General Motors Corp will need to raise over $9 billion in financing over the next two years to refinance existing debt and to offset projected cash losses in its auto operations in North America, Lehman Brothers analyst Brian Johnson said, according to Reuters.

Analysts handicapping GM’s turnaround efforts have focused increasingly on its cash position rather than reported earnings because of the pressure the No. 1 US automaker faces from a slump in US auto sales that has hit the market for trucks and SUVs particularly hard.
“GM will need to refinance close to $8.7 billion of debt coming due between now and January 2010, as well as absorb additional cash burn of close to $11 billion,” Johnson said in a note for clients.
He added: “We remain cautious until the impact of this more fully works its way into GM valuation.”
GM chief financial officer Ray Young said GM had about $7 billion in undrawn credit facilities in addition to its roughly $24 billion in liquidity as of the end of the first quarter.
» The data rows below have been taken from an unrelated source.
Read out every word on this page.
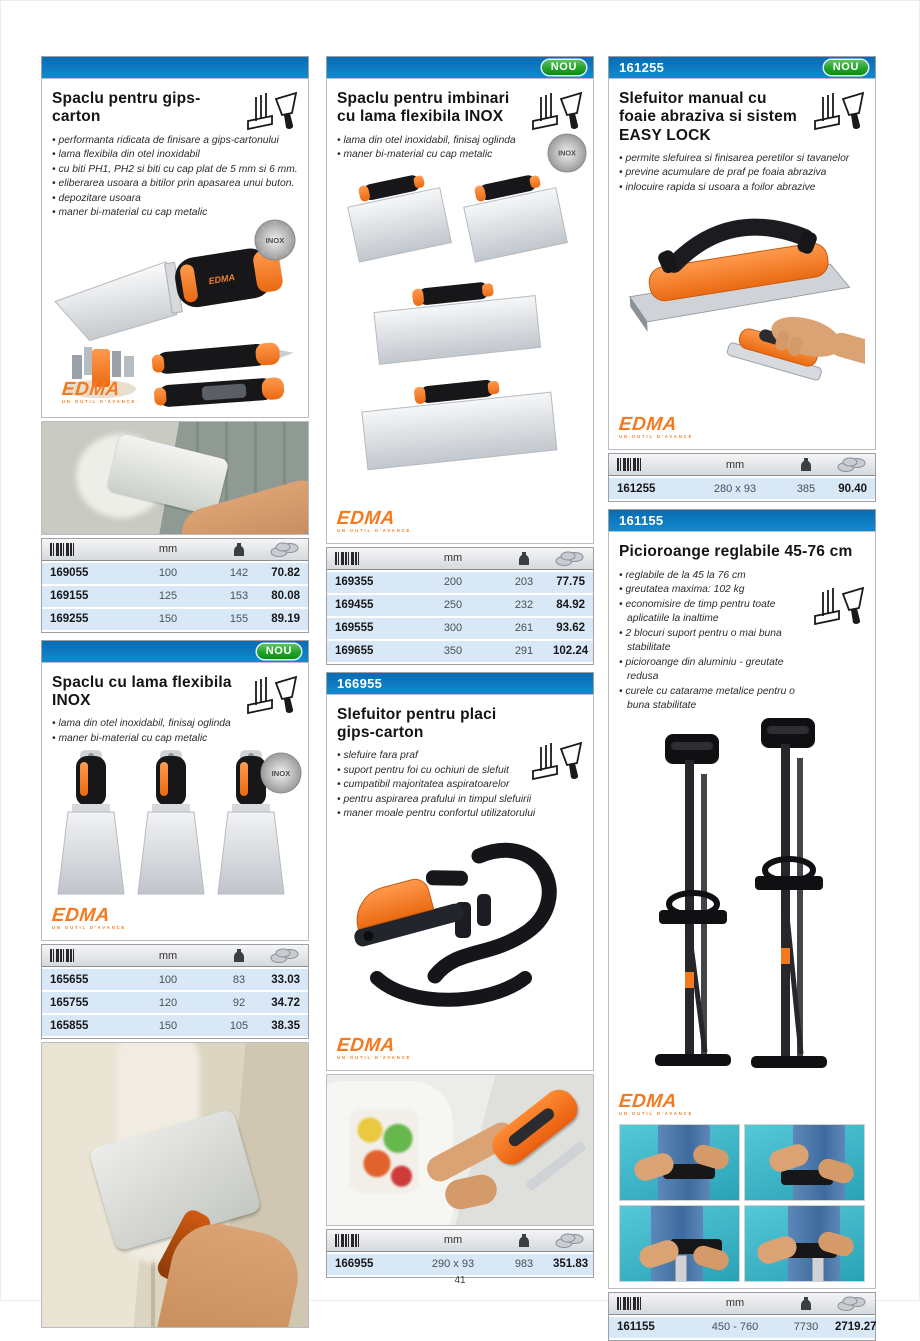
Spaclu pentru gips-carton
• performanta ridicata de finisare a gips-cartonului
• lama flexibila din otel inoxidabil
• cu biti PH1, PH2 si biti cu cap plat de 5 mm si 6 mm.
• eliberarea usoara a bitilor prin apasarea unui buton.
• depozitare usoara
• maner bi-material cu cap metalic
EDMA
INOX
EDMA
UN OUTIL D'AVANCE
mm
169055	100	142	70.82
169155	125	153	80.08
169255	150	155	89.19
NOU
Spaclu cu lama flexibila INOX
• lama din otel inoxidabil, finisaj oglinda
• maner bi-material cu cap metalic
INOX
EDMA
UN OUTIL D'AVANCE
mm
165655	100	83	33.03
165755	120	92	34.72
165855	150	105	38.35
NOU
Spaclu pentru imbinari cu lama flexibila INOX
• lama din otel inoxidabil, finisaj oglinda
• maner bi-material cu cap metalic	INOX
EDMA
UN OUTIL D'AVANCE
mm
169355	200	203	77.75
169455	250	232	84.92
169555	300	261	93.62
169655	350	291	102.24
166955
Slefuitor pentru placi gips-carton
• slefuire fara praf
• suport pentru foi cu ochiuri de slefuit
• cumpatibil majoritatea aspiratoarelor
• pentru aspirarea prafului in timpul slefuirii
• maner moale pentru confortul utilizatorului
EDMA
UN OUTIL D'AVANCE
mm
166955	290 x 93	983	351.83
161255	NOU
Slefuitor manual cu foaie abraziva si sistem EASY LOCK
• permite slefuirea si finisarea peretilor si tavanelor
• previne acumulare de praf pe foaia abraziva
• inlocuire rapida si usoara a foilor abrazive
EDMA
UN OUTIL D'AVANCE
mm
161255	280 x 93	385	90.40
161155
Picioroange reglabile 45-76 cm
• reglabile de la 45 la 76 cm
• greutatea maxima: 102 kg
• economisire de timp pentru toate aplicatiile la inaltime
• 2 blocuri suport pentru o mai buna stabilitate
• picioroange din aluminiu - greutate redusa
• curele cu catarame metalice pentru o buna stabilitate
EDMA
UN OUTIL D'AVANCE
mm
161155	450 - 760	7730	2719.27
41
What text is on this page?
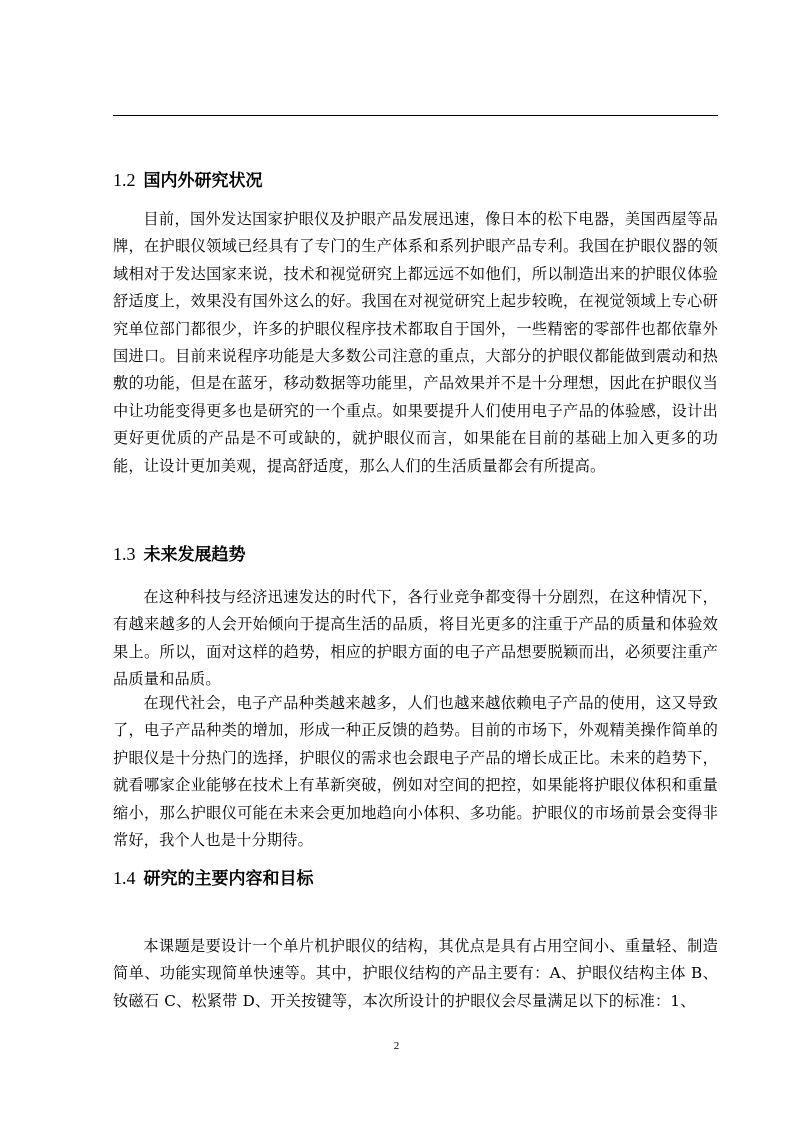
1.2 国内外研究状况

目前，国外发达国家护眼仪及护眼产品发展迅速，像日本的松下电器，美国西屋等品牌，在护眼仪领域已经具有了专门的生产体系和系列护眼产品专利。我国在护眼仪器的领域相对于发达国家来说，技术和视觉研究上都远远不如他们，所以制造出来的护眼仪体验舒适度上，效果没有国外这么的好。我国在对视觉研究上起步较晚，在视觉领域上专心研究单位部门都很少，许多的护眼仪程序技术都取自于国外，一些精密的零部件也都依靠外国进口。目前来说程序功能是大多数公司注意的重点，大部分的护眼仪都能做到震动和热敷的功能，但是在蓝牙，移动数据等功能里，产品效果并不是十分理想，因此在护眼仪当中让功能变得更多也是研究的一个重点。如果要提升人们使用电子产品的体验感，设计出更好更优质的产品是不可或缺的，就护眼仪而言，如果能在目前的基础上加入更多的功能，让设计更加美观，提高舒适度，那么人们的生活质量都会有所提高。

1.3 未来发展趋势

在这种科技与经济迅速发达的时代下，各行业竞争都变得十分剧烈，在这种情况下，有越来越多的人会开始倾向于提高生活的品质，将目光更多的注重于产品的质量和体验效果上。所以，面对这样的趋势，相应的护眼方面的电子产品想要脱颖而出，必须要注重产品质量和品质。

在现代社会，电子产品种类越来越多，人们也越来越依赖电子产品的使用，这又导致了，电子产品种类的增加，形成一种正反馈的趋势。目前的市场下，外观精美操作简单的护眼仪是十分热门的选择，护眼仪的需求也会跟电子产品的增长成正比。未来的趋势下，就看哪家企业能够在技术上有革新突破，例如对空间的把控，如果能将护眼仪体积和重量缩小，那么护眼仪可能在未来会更加地趋向小体积、多功能。护眼仪的市场前景会变得非常好，我个人也是十分期待。

1.4 研究的主要内容和目标

本课题是要设计一个单片机护眼仪的结构，其优点是具有占用空间小、重量轻、制造简单、功能实现简单快速等。其中，护眼仪结构的产品主要有：A、护眼仪结构主体 B、钕磁石 C、松紧带 D、开关按键等，本次所设计的护眼仪会尽量满足以下的标准：1、

2
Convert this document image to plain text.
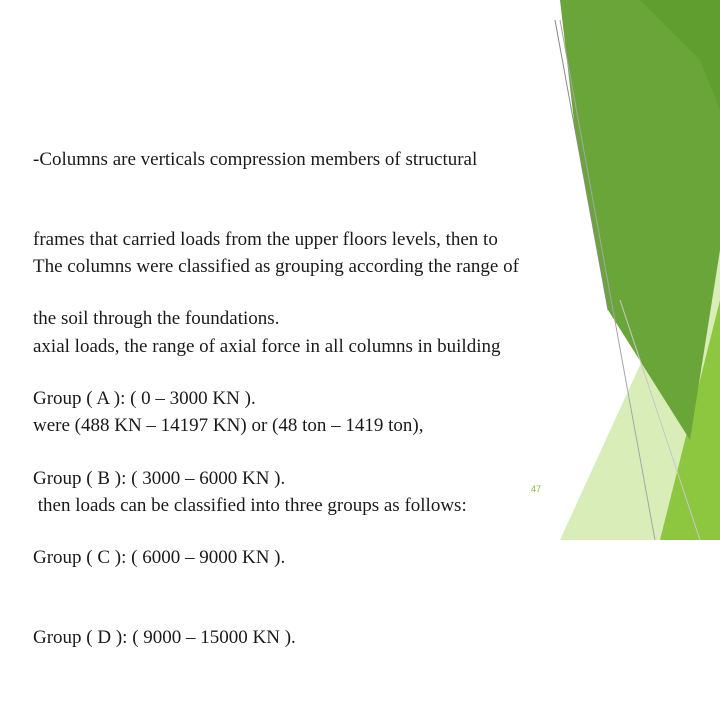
-Columns are verticals compression members of structural

frames that carried loads from the upper floors levels, then to

the soil through the foundations.

The columns were classified as grouping according the range of

axial loads, the range of axial force in all columns in building

were (488 KN – 14197 KN) or (48 ton – 1419 ton),

then loads can be classified into three groups as follows:

Group ( A ): ( 0 – 3000 KN ).

Group ( B ): ( 3000 – 6000 KN ).

Group ( C ): ( 6000 – 9000 KN ).

Group ( D ): ( 9000 – 15000 KN ).

47
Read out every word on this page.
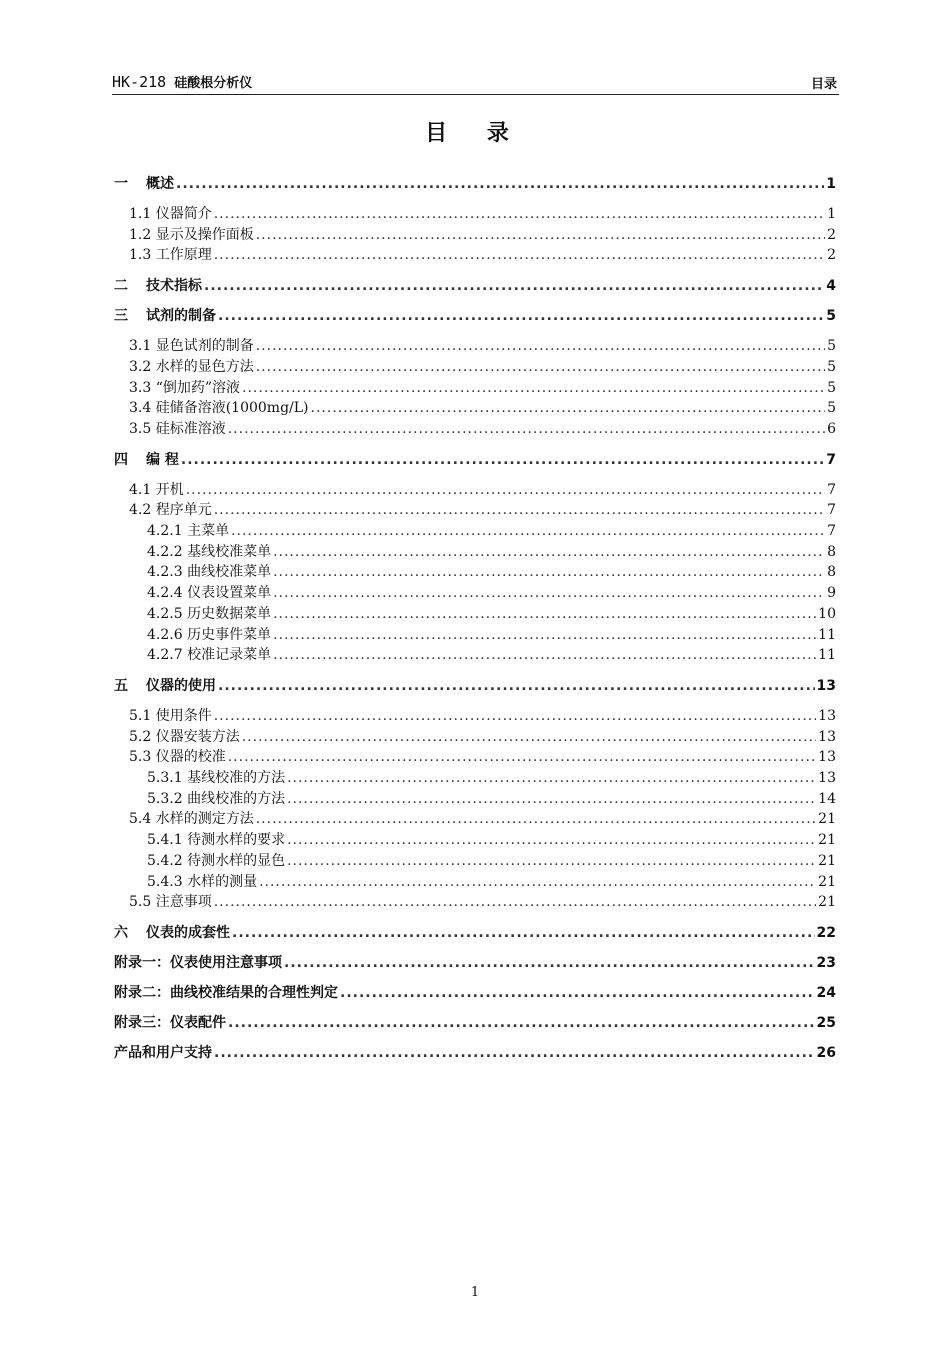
HK-218 硅酸根分析仪	目录
目 录
一 概述 .....	1
1.1 仪器简介 .....	1
1.2 显示及操作面板 .....	2
1.3 工作原理 .....	2
二 技术指标 .....	4
三 试剂的制备 .....	5
3.1 显色试剂的制备 .....	5
3.2 水样的显色方法 .....	5
3.3 “倒加药”溶液 .....	5
3.4 硅储备溶液(1000mg/L) .....	5
3.5 硅标准溶液 .....	6
四 编 程 .....	7
4.1 开机 .....	7
4.2 程序单元 .....	7
4.2.1 主菜单 .....	7
4.2.2 基线校准菜单 .....	8
4.2.3 曲线校准菜单 .....	8
4.2.4 仪表设置菜单 .....	9
4.2.5 历史数据菜单 .....	10
4.2.6 历史事件菜单 .....	11
4.2.7 校准记录菜单 .....	11
五 仪器的使用 .....	13
5.1 使用条件 .....	13
5.2 仪器安装方法 .....	13
5.3 仪器的校准 .....	13
5.3.1 基线校准的方法 .....	13
5.3.2 曲线校准的方法 .....	14
5.4 水样的测定方法 .....	21
5.4.1 待测水样的要求 .....	21
5.4.2 待测水样的显色 .....	21
5.4.3 水样的测量 .....	21
5.5 注意事项 .....	21
六 仪表的成套性 .....	22
附录一：仪表使用注意事项 .....	23
附录二：曲线校准结果的合理性判定 .....	24
附录三：仪表配件 .....	25
产品和用户支持 .....	26
1
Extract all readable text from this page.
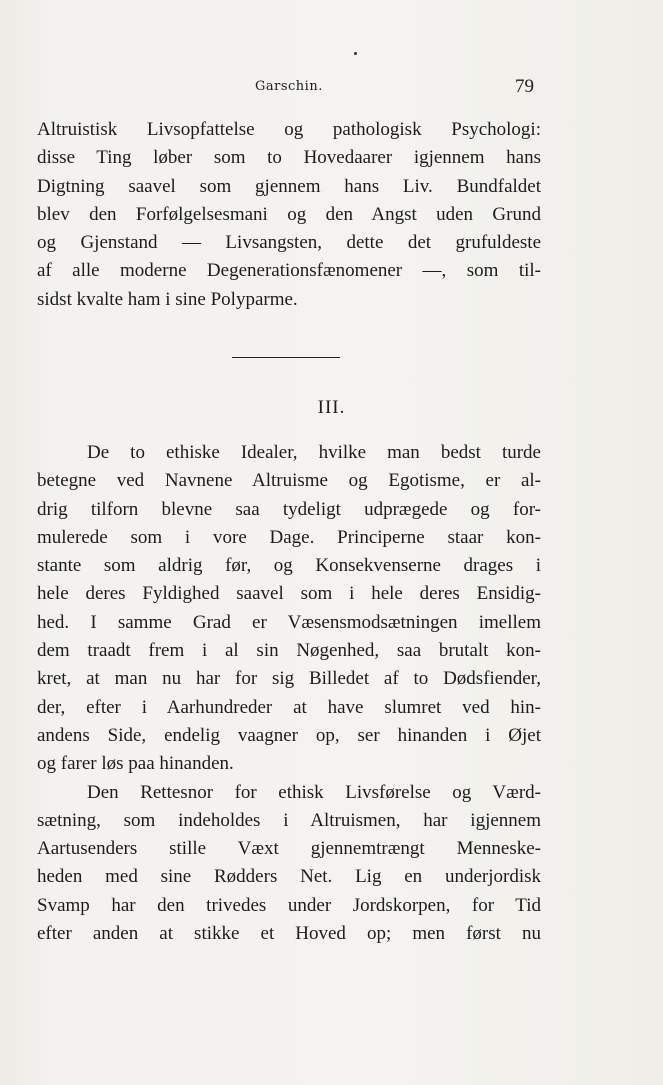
Garschin.	79
Altruistisk Livsopfattelse og pathologisk Psychologi:
disse Ting løber som to Hovedaarer igjennem hans
Digtning saavel som gjennem hans Liv. Bundfaldet
blev den Forfølgelsesmani og den Angst uden Grund
og Gjenstand — Livsangsten, dette det grufuldeste
af alle moderne Degenerationsfænomener —, som til-
sidst kvalte ham i sine Polyparme.
III.
De to ethiske Idealer, hvilke man bedst turde
betegne ved Navnene Altruisme og Egotisme, er al-
drig tilforn blevne saa tydeligt udprægede og for-
mulerede som i vore Dage. Principerne staar kon-
stante som aldrig før, og Konsekvenserne drages i
hele deres Fyldighed saavel som i hele deres Ensidig-
hed. I samme Grad er Væsensmodsætningen imellem
dem traadt frem i al sin Nøgenhed, saa brutalt kon-
kret, at man nu har for sig Billedet af to Dødsfiender,
der, efter i Aarhundreder at have slumret ved hin-
andens Side, endelig vaagner op, ser hinanden i Øjet
og farer løs paa hinanden.
Den Rettesnor for ethisk Livsførelse og Værd-
sætning, som indeholdes i Altruismen, har igjennem
Aartusenders stille Væxt gjennemtrængt Menneske-
heden med sine Rødders Net. Lig en underjordisk
Svamp har den trivedes under Jordskorpen, for Tid
efter anden at stikke et Hoved op; men først nu
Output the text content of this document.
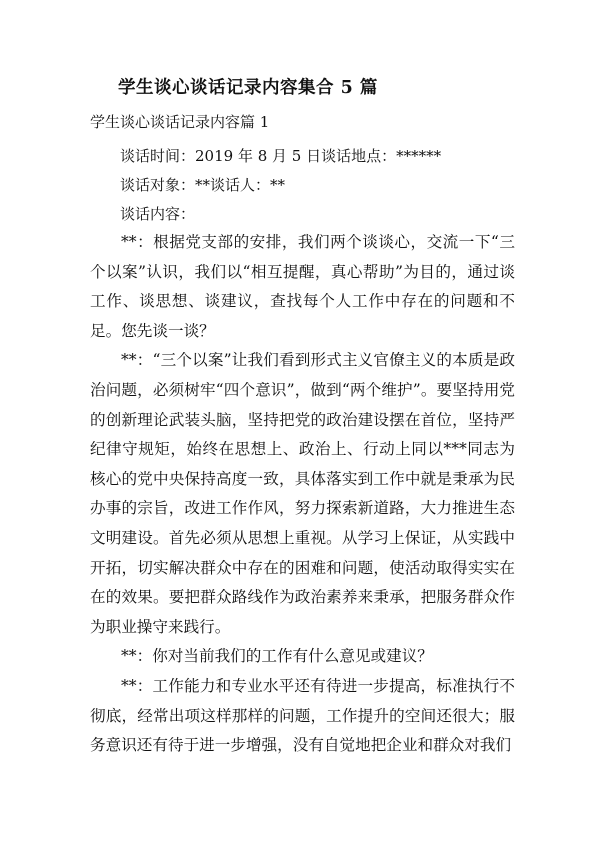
学生谈心谈话记录内容集合 5 篇
学生谈心谈话记录内容篇 1
谈话时间：2019 年 8 月 5 日谈话地点：******
谈话对象：**谈话人：**
谈话内容：

**：根据党支部的安排，我们两个谈谈心，交流一下“三个以案”认识，我们以“相互提醒，真心帮助”为目的，通过谈工作、谈思想、谈建议，查找每个人工作中存在的问题和不足。您先谈一谈？

**：“三个以案”让我们看到形式主义官僚主义的本质是政治问题，必须树牢“四个意识”，做到“两个维护”。要坚持用党的创新理论武装头脑，坚持把党的政治建设摆在首位，坚持严纪律守规矩，始终在思想上、政治上、行动上同以***同志为核心的党中央保持高度一致，具体落实到工作中就是秉承为民办事的宗旨，改进工作作风，努力探索新道路，大力推进生态文明建设。首先必须从思想上重视。从学习上保证，从实践中开拓，切实解决群众中存在的困难和问题，使活动取得实实在在的效果。要把群众路线作为政治素养来秉承，把服务群众作为职业操守来践行。

**：你对当前我们的工作有什么意见或建议？

**：工作能力和专业水平还有待进一步提高，标准执行不彻底，经常出项这样那样的问题，工作提升的空间还很大；服务意识还有待于进一步增强，没有自觉地把企业和群众对我们
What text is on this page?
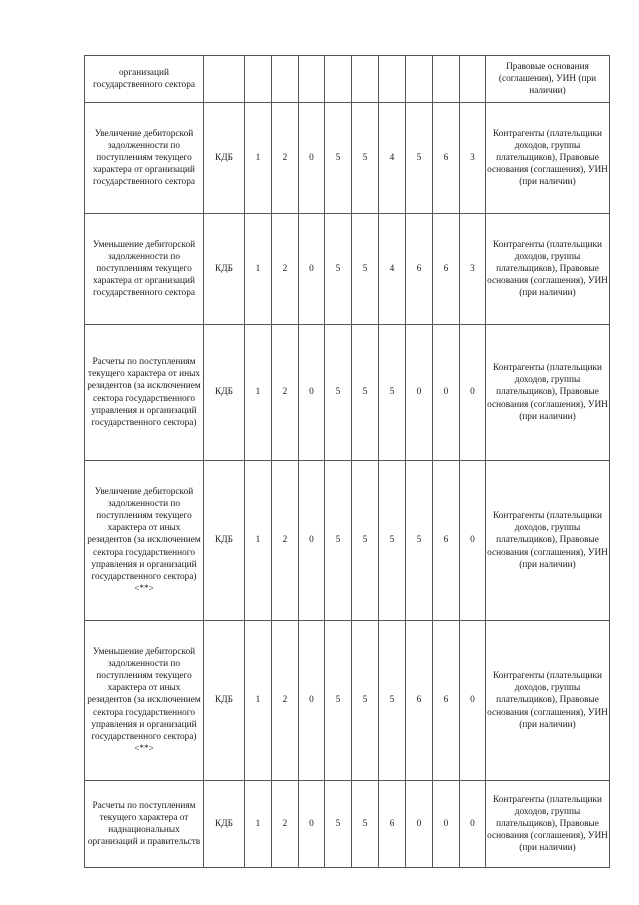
организаций государственного сектора											Правовые основания (соглашения), УИН (при наличии)
Увеличение дебиторской задолженности по поступлениям текущего характера от организаций государственного сектора	КДБ	1	2	0	5	5	4	5	6	3	Контрагенты (плательщики доходов, группы плательщиков), Правовые основания (соглашения), УИН (при наличии)
Уменьшение дебиторской задолженности по поступлениям текущего характера от организаций государственного сектора	КДБ	1	2	0	5	5	4	6	6	3	Контрагенты (плательщики доходов, группы плательщиков), Правовые основания (соглашения), УИН (при наличии)
Расчеты по поступлениям текущего характера от иных резидентов (за исключением сектора государственного управления и организаций государственного сектора)	КДБ	1	2	0	5	5	5	0	0	0	Контрагенты (плательщики доходов, группы плательщиков), Правовые основания (соглашения), УИН (при наличии)
Увеличение дебиторской задолженности по поступлениям текущего характера от иных резидентов (за исключением сектора государственного управления и организаций государственного сектора) <**>	КДБ	1	2	0	5	5	5	5	6	0	Контрагенты (плательщики доходов, группы плательщиков), Правовые основания (соглашения), УИН (при наличии)
Уменьшение дебиторской задолженности по поступлениям текущего характера от иных резидентов (за исключением сектора государственного управления и организаций государственного сектора) <**>	КДБ	1	2	0	5	5	5	6	6	0	Контрагенты (плательщики доходов, группы плательщиков), Правовые основания (соглашения), УИН (при наличии)
Расчеты по поступлениям текущего характера от наднациональных организаций и правительств	КДБ	1	2	0	5	5	6	0	0	0	Контрагенты (плательщики доходов, группы плательщиков), Правовые основания (соглашения), УИН (при наличии)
He said that while GM was confident of its “liquidity cushion” through 2008, it could take action to raise funds and to cut costs further if the current US economic downturn deepened or became prolonged.
“If current adverse economic conditions persist or deteriorate further, we would consider a wide range of possible actions to reduce our funding needs and to obtain additional liquidity,” Young said at a presentation for bankers outside Detroit.
GM posted negative cash flow of $3.6 billion in the first quarter and had cash and liquid assets of $23.9 billion as of the end of March.
Johnson’s estimate for GM’s projected operational cash burn includes $7 billion this year and $3 billion in 2009.
The remainder of the total represents cash outlays GM was forced to make in recent weeks to address a range of issues that Johnson called the automaker’s “hangover headline risks,” mostly related to troubled former subsidiaries.